The Ashanti region is hilly and picturesque, with great tracts of rainforest interspersed with charming villages and vast cocoa plantations. Rich in resources, the region is self-sufficient and still has some of the aura of the Gold Rush days of the late 19th century, with village artisans keeping up traditional crafts like wood carving and weaving. Its climate is pleasant: cool in the night and morning, clear and bright in the afternoons. It is the most populous region in Ghana.
Ashanti is the heartland of the Asante people, who have been the dominant ethnic group in Ghana since the 16th century and who maintain their symbolic monarchy. The Ashanti royal palace is found in its capital, Kumasi, a beautiful city at the foot of a mountain.
The city of Kumasi is nestled among verdant rolling hills near Lake Bosumtwi, the biggest natural lake in Ghana.

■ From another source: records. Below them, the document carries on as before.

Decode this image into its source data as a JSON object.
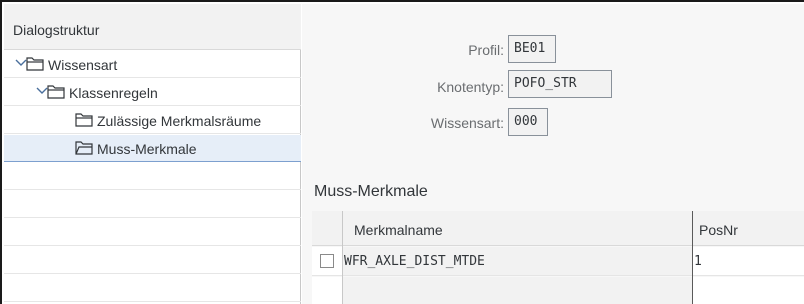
{
  "tree": {
    "header": "Dialogstruktur",
    "items": [
      {
        "label": "Wissensart",
        "expanded": true,
        "icon": "folder-open-icon"
      },
      {
        "label": "Klassenregeln",
        "expanded": true,
        "icon": "folder-open-icon"
      },
      {
        "label": "Zulässige Merkmalsräume",
        "icon": "folder-icon"
      },
      {
        "label": "Muss-Merkmale",
        "icon": "folder-open-icon",
        "selected": true
      }
    ]
  },
  "form": {
    "profil_label": "Profil:",
    "profil_value": "BE01",
    "knotentyp_label": "Knotentyp:",
    "knotentyp_value": "POFO_STR",
    "wissensart_label": "Wissensart:",
    "wissensart_value": "000"
  },
  "section": {
    "title": "Muss-Merkmale"
  },
  "table": {
    "columns": [
      "Merkmalname",
      "PosNr"
    ],
    "rows": [
      {
        "merkmalname": "WFR_AXLE_DIST_MTDE",
        "posnr": "1"
      }
    ]
  },
  "colors": {
    "selection": "#e6eef8",
    "selection_border": "#7da0cf",
    "panel_bg": "#f7f7f7",
    "header_bg": "#f2f2f2"
  }
}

Its verdant character earned it the nickname the Garden City, though environmental degradation has despoiled much of the city’s natural beauty. Kumasi is one of Ghana’s most prosperous cities, due mainly to its rich gold mines. Some 2 million people live here.
This cosmopolitan city has a rich past, having been prominent in Ghana’s history since the late 17th century. It was an important trade centre, being well-placed on trade routes. These days Kumasi is especially known for its colourful central market, its royal palace, and its museums. There is a 19th century British fort which is now a museum, and the vast National Cultural Centre, which has a library, a museum, a crafts shop and even a zoo.